Tiga raksasa teknologi, yakni Google, Facebook dan Microsoft membentuk koalisi teknologi untuk memberantas pelecehan seksual online terhadap anak-anak.
Melalui koalisi, tiga perusahaan ini akan menginvestasikan jutaan dolar Amerika Serikat (AS) dalam penelitian, serta menerbitkan laporan tahunan tentang kemajuannya dalam menangani konten bermuatan seksual.
Koalisi Google, Facebook dan Microsoft ini bermitra dengan organisasi seperti The United Nations Children's Fund (UNICEF) dan badan-badan amal lainnya, yang fokus pada perlindungan anak. Sasaran kerja sama adalah, menyediakan dana dan saran untuk pembuatan platform yang mampu mengimplementasikan keamanan anak-anak.
Kolaborasi tiga perusahaan teknologi ini dilakukan dengan mempertimbangkan lonjakan pengguna internet, yang pada 2020 telah mencapai 4,5 miliar pengguna.
Makin banyaknya pengguna internet secara otomatis meningkatkan tantangan untuk menghadirkan konten yang mampu melindungi anak-anak dari kejahatan seksual atau child sexual exploitation and abuse (CSEA).
"Alat teknologi untuk mendeteksi dan melaporkan konten CSEA memang menjadi lebih canggih, tetapi hal ini juga diikuti dengan makin canggihnya platform yang digunakan untuk pelecehan seksual. Ini yang coba cegah dan hapuskan," tulis Koalisi Teknologi tersebut, dilansid dikutip dari CNBC International, Kamis (11/6).
Adapun, rencana penanganan CSEA online yang diinisiasi kolaborasi teknologi ini memiliki lima tujuan utama. Pertama, menginvestasikan teknologi inovatif untuk menangani materi pelecehan seksual anak di situs mereka.
(Baca: Facebook hingga Twitter Diminta Lapor soal Hoaks Corona ke Uni Eropa)
Kedua, mengadakan forum tahunan dengan pemerintah, penegak hukum, dan pemangku kepentingan lainnya, serta acara berkala. Ketiga, mendanai penelitian independen ke dalam tren seputar eksploitasi anak online dan langkah-langkah untuk mencegahnya.
Keempat, membuat sistem baru dan mengembangkan yang sudah ada untuk berbagi informasi dan ancaman di seluruh industri.
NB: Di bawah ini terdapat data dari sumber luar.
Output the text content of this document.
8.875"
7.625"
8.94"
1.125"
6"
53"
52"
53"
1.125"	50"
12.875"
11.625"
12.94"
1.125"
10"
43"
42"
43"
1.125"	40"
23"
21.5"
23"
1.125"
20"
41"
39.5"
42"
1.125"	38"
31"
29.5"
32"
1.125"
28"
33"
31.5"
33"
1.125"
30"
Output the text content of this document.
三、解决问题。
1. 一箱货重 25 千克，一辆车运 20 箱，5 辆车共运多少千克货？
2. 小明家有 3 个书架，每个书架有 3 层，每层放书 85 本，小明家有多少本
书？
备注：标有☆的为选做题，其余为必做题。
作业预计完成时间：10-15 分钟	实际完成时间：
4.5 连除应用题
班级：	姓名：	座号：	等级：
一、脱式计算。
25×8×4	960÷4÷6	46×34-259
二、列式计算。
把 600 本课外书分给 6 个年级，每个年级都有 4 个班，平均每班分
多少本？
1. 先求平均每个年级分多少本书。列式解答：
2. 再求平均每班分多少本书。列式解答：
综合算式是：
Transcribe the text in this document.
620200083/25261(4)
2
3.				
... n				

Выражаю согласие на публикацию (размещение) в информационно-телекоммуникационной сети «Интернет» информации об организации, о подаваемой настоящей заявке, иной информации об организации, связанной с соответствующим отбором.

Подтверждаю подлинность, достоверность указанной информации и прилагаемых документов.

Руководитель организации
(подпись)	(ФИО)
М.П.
Kelima, membagikan wawasan tentang pelaporan pelecehan seksual anak, dan bentuk proses bagi perusahaan untuk membandingkan kemajuan mereka.
Chief Operating Officer Facebook Sheryl Sandberg mengatakan, rencana itu yang diberi nama "Project Protect" ini merupakan kolaborasi menggabungkan pikiran paling cerdas dari seluruh industri teknologi, untuk mengatasi masalah serius yang tidak dapat diselesaikan oleh perusahaan mana pun.
Pelecehan seksual terhadap anak-anak secara online termasuk dalam kejahatan serius di beberapa negara. Inggris misalnya, telah memperkenalkan Undang-undang (UU) baru untuk menangani konten-konten yang berbahaya, termasuk eksploitasi anak dan terorisme.
Selain itu, ada kekhawatiran pandemi corona dan tindakan penguncian yang dihasilkan telah meningkatkan risiko pelecehan seksual anak yang menyebar secara online. Pada 20 Mei, badan amal Internet Watch Foundation mengatakan, ada 8,8 juta upaya mengakses gambar dan video anak-anak yang menderita pelecehan seksual selama penutupan di negara itu.
Menteri Dalam Negeri Inggris Priti Patel menyambut bai gerakan terbaru dari Koalisi Teknologi. Dia memberi label pelecehan seksual anak secara online sebagai hal yang 'memuakkan'. "Oleh karena itu, ia mengajak semua pihak bekerja sama untuk memberantas kejahatan ini.
"Perusahaan teknologi perlu bekerja dengan cepat dan melangkah lebih jauh untuk mengatasi masalah kritis yang dapat membuat anak-anak rentan terhadap predator online," ujarnya.